Functional Selectivity of Natural and Synthetic Prostaglandin EP₄ Receptor Ligands

Abstract

Classically, the prostaglandin E₂ (PGE₂) receptor EP₄ has been classified as coupling to the Gα_s subunit, leading to intracellular cAMP increases. However, EP₄ signaling has been revealed to be more complex and also involves coupling to pertussis toxin-sensitive Gα_i proteins and β-arrestin-mediated effects. There are now many examples of selective activation of independent pathways by G protein-coupled receptor (GPCR) ligands, a concept referred to as functional selectivity. Because most EP₄ ligands had thus far only been functionally characterized by their ability to stimulate cAMP production, we systematically determined the potencies and efficacies of a panel of EP₄ ligands for activation of Gα_s, Gα_i, and β-arrestin relative to the endogenous ligand PGE₂. For this purpose, we adapted three bioluminescence resonance energy transfer (BRET) assays to evaluate the respective pathways in living cells.

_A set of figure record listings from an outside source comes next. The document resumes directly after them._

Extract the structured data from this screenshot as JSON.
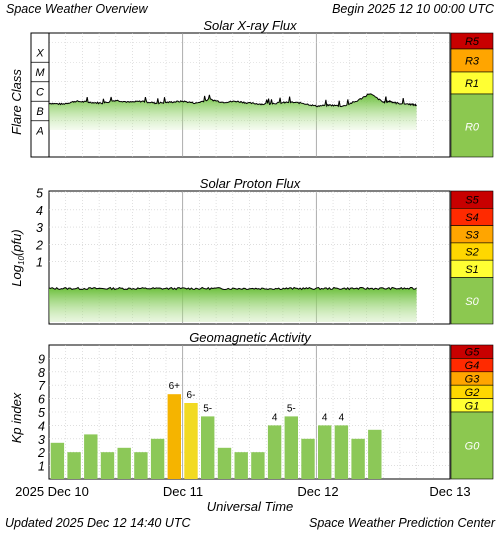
{
  "header": {
    "title": "Space Weather Overview",
    "begin": "Begin 2025 12 10 00:00 UTC"
  },
  "footer": {
    "updated": "Updated 2025 Dec 12 14:40 UTC",
    "source": "Space Weather Prediction Center"
  },
  "colors": {
    "bar_green": "#8cc858",
    "bar_yellow": "#f2da22",
    "bar_orange": "#f5b400",
    "scale_green": "#8cc850",
    "s1_yellow": "#ffff33",
    "s2_yellow": "#ffd700",
    "s3_orange": "#ffa500",
    "s4_red": "#ff2a00",
    "s5_darkred": "#c80000",
    "line": "#000000",
    "grid": "#cccccc"
  },
  "chart_data": [
    {
      "type": "line",
      "title": "Solar X-ray Flux",
      "ylabel": "Flare Class",
      "y_classes": [
        "X",
        "M",
        "C",
        "B",
        "A"
      ],
      "scale_labels": [
        "R5",
        "R3",
        "R1",
        "R0"
      ],
      "x_range_days": [
        0,
        3
      ],
      "x": [
        0,
        0.1,
        0.2,
        0.3,
        0.4,
        0.5,
        0.6,
        0.7,
        0.8,
        0.9,
        1.0,
        1.1,
        1.2,
        1.3,
        1.4,
        1.5,
        1.6,
        1.7,
        1.8,
        1.9,
        2.0,
        2.1,
        2.2,
        2.3,
        2.4,
        2.5,
        2.55,
        2.6,
        2.7,
        2.75
      ],
      "y": [
        -6.6,
        -6.65,
        -6.5,
        -6.55,
        -6.6,
        -6.45,
        -6.55,
        -6.5,
        -6.6,
        -6.55,
        -6.5,
        -6.6,
        -6.4,
        -6.55,
        -6.5,
        -6.6,
        -6.65,
        -6.6,
        -6.55,
        -6.6,
        -6.75,
        -6.7,
        -6.75,
        -6.5,
        -6.1,
        -6.55,
        -6.5,
        -6.6,
        -6.65,
        -6.7
      ]
    },
    {
      "type": "line",
      "title": "Solar Proton Flux",
      "ylabel": "Log10(pfu)",
      "ylabel_main": "Log",
      "ylabel_sub": "10",
      "ylabel_rest": "(pfu)",
      "y_ticks": [
        "1",
        "2",
        "3",
        "4",
        "5"
      ],
      "scale_labels": [
        "S5",
        "S4",
        "S3",
        "S2",
        "S1",
        "S0"
      ],
      "x_range_days": [
        0,
        3
      ],
      "x": [
        0,
        0.5,
        1.0,
        1.5,
        2.0,
        2.5,
        2.75
      ],
      "y": [
        -0.55,
        -0.55,
        -0.55,
        -0.55,
        -0.55,
        -0.55,
        -0.55
      ]
    },
    {
      "type": "bar",
      "title": "Geomagnetic Activity",
      "ylabel": "Kp index",
      "y_ticks": [
        "1",
        "2",
        "3",
        "4",
        "5",
        "6",
        "7",
        "8",
        "9"
      ],
      "scale_labels": [
        "G5",
        "G4",
        "G3",
        "G2",
        "G1",
        "G0"
      ],
      "ylim": [
        0,
        10
      ],
      "values": [
        2.7,
        2.0,
        3.33,
        2.0,
        2.33,
        2.0,
        3.0,
        6.33,
        5.67,
        4.67,
        2.33,
        2.0,
        2.0,
        4.0,
        4.67,
        3.0,
        4.0,
        4.0,
        3.0,
        3.67
      ],
      "bar_labels": [
        "",
        "",
        "",
        "",
        "",
        "",
        "",
        "6+",
        "6-",
        "5-",
        "",
        "",
        "",
        "4",
        "5-",
        "",
        "4",
        "4",
        "",
        ""
      ],
      "x_tick_labels": [
        "2025 Dec 10",
        "Dec 11",
        "Dec 12",
        "Dec 13"
      ],
      "xlabel": "Universal Time"
    }
  ]
}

Our results suggest considerable functional selectivity among the tested, structurally related agonists. PGE₂ was the most selective in activating Gα_s, whereas PGF_2α and PGE₁ alcohol were the most biased for activating Gα_i1 and β-arrestin, respectively. We observed reversal in order of potencies between β-arrestin 2 and Gα_i1 functional assays comparing PGE₁ alcohol and either PGF_2α, PGD₂, or 7-[(1R,2R)-2-[(E,3R)-3-hydroxy-4-(phenoxy)but-1-enyl]-5-oxocyclopentyl]heptanoic acid (M&B28767). Most ligands were full agonists for the three pathways tested. Our results have implications for the use of PGE₂ analogs in experimental and possibly clinical settings, because their activity spectra on EP₄ differ from that of the native agonist. The BRET-based methodology used for this first systematic assessment of a set of EP₄ agonists should be applicable for the study of other GPCRs.